October 19.
After the noon observation another attempt was made to find a passage to the westward; but at the end of eighteen miles we found ourselves embayed among patches of ripplings and breakers. The western sandhills, seen yesterday, bore at this time South by East fifteen miles. Two-thirds of the distance from the shore was a continued line of broken water. Finding, by sounding with the boats, that there was no passage for the ship, we retraced our track east; and in the evening anchored again in 7 fathoms, between two ridges of 4.
AMPHINOME SHOALS.
The outer breaker of the Amphinome Shoals bore North 37 degrees West three miles, which placed it in latitude 19 degrees 41 minutes South and longitude 119 degrees 24 minutes East; and as these shoals extend eighteen miles off such low land, they may fairly be considered dangerous.
BEDOUT ISLAND.
Next evening we anchored off the east side of Bedout Island, having, in the morning, nineteen miles to the east of it and twenty-two from the mainland, passed over a ridge of 5 fathoms.
October 21.
We spent the day on Bedout, the centre of which we found to be in latitude 19 degrees 35 minutes 45 seconds South, longitude 119 degrees 08 minutes 45 seconds East. It is a circular sand islet twenty feet high, and half a mile in extent. Off its western side ripplings and rocks extend nearly three miles; in other parts it is fronted by a circular reef a mile in extent, and of a different kind from the Turtle Isle reefs, being composed of live corallines and fan-like leaves, which giving way readily to the feet, we suddenly found ourselves immersed almost up to our necks; within fifty yards of the island this became worse. The reefs and beaches abounded with turtles of two kinds, the Mydas and a species of the Imbricated. We were in time for the noddy’s eggs; but the other birds had hatched theirs, and left for sea, returning only at night. From their great abundance and constant visits they had formed a kind of guano on the island. Among the varieties of the feathered tribe was the golden plover.

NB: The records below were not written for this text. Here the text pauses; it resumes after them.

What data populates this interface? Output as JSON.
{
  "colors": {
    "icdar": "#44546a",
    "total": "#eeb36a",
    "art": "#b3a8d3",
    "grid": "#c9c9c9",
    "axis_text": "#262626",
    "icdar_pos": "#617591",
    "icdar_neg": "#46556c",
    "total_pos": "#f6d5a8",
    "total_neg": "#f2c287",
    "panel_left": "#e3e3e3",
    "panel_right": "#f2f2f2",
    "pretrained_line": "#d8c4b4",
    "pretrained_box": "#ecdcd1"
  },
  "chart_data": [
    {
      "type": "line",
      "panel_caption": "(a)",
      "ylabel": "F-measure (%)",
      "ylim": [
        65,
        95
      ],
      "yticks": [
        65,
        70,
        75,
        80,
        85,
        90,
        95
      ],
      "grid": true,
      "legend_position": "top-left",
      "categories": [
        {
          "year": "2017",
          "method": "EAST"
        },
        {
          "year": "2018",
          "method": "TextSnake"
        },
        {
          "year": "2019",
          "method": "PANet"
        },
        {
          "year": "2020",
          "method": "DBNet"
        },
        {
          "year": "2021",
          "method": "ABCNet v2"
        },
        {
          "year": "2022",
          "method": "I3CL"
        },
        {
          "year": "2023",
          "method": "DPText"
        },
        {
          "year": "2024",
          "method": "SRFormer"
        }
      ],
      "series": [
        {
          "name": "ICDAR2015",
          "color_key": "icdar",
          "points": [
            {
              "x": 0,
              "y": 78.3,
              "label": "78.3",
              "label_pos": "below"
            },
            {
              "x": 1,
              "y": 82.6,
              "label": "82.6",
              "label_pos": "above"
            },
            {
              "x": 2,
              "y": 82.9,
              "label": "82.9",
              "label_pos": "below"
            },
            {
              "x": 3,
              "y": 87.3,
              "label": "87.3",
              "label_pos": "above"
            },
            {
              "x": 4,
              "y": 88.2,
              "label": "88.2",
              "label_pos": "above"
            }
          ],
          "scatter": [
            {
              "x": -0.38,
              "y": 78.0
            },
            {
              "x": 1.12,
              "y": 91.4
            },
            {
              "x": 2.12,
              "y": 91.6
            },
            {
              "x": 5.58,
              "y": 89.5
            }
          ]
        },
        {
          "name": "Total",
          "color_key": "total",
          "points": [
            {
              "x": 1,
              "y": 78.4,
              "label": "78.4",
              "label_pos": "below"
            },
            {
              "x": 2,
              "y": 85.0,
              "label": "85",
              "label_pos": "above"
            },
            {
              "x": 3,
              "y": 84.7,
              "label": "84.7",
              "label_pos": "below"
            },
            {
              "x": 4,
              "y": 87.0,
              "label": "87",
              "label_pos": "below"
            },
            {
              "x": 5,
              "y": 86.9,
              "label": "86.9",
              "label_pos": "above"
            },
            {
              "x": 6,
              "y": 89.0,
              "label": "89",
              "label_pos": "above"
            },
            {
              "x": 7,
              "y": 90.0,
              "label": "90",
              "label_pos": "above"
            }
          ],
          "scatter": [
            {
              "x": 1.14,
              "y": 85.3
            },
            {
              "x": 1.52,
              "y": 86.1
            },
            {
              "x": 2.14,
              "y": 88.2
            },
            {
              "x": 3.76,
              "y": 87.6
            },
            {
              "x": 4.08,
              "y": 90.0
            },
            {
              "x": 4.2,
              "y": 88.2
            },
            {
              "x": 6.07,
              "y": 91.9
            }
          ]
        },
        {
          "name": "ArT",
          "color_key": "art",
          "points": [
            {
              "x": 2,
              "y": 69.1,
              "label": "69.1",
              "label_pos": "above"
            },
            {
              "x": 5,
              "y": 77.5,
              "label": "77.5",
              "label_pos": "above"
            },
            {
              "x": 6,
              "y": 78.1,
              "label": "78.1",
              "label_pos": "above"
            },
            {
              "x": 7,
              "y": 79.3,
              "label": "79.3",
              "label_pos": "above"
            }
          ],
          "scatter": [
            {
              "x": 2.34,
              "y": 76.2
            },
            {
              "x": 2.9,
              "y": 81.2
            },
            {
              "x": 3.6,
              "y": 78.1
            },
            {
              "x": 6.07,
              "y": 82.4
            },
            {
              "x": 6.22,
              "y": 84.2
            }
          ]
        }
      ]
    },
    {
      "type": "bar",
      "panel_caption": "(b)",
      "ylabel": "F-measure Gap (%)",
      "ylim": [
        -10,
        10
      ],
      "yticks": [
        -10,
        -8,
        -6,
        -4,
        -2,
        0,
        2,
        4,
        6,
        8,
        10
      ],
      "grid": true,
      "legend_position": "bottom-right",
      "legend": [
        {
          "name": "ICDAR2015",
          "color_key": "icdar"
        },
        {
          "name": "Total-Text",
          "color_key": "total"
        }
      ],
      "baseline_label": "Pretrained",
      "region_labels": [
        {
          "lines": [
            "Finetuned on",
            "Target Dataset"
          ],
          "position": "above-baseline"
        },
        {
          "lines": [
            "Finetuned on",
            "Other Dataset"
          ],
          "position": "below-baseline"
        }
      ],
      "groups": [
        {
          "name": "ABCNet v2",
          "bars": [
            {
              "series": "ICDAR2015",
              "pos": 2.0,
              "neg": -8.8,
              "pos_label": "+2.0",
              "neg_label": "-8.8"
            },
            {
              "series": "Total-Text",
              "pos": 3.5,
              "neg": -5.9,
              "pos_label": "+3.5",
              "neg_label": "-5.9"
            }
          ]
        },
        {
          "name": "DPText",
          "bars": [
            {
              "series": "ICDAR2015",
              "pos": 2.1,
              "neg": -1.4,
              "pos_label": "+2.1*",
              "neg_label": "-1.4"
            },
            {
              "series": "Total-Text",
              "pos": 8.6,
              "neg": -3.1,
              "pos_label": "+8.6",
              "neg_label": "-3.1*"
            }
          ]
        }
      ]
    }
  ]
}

On the following afternoon we stood over, South-South-East for the main; but were again prevented by shoal water from approaching within twelve miles of the nearest part, which was the western point of the bay seen from Mount Blaze. Broken water and dry sands extended between south and east, and to the south-west the entrance of Breaker Inlet and other parts of the last year’s survey were readily distinguished.
October 22.
During the forenoon the boats completed the soundings, and in the evening the ship was anchored under the North Turtle Isle. Thus terminated the examination of this hitherto unexplored part of the coast, which had been the field of many years’ speculation. One of the most remarkable points, is the great rise of twenty-eight feet in the tide, which can only be accounted for by the fact of the water being heaped up in the concavity formed by the coast; on the first part of the bight the direction of the flood was from West, and on the latter from West-North-West. We had found that no river or other interesting feature existed; and that it was the most dull and uniform portion of the continent we had seen, or that could possibly be imagined.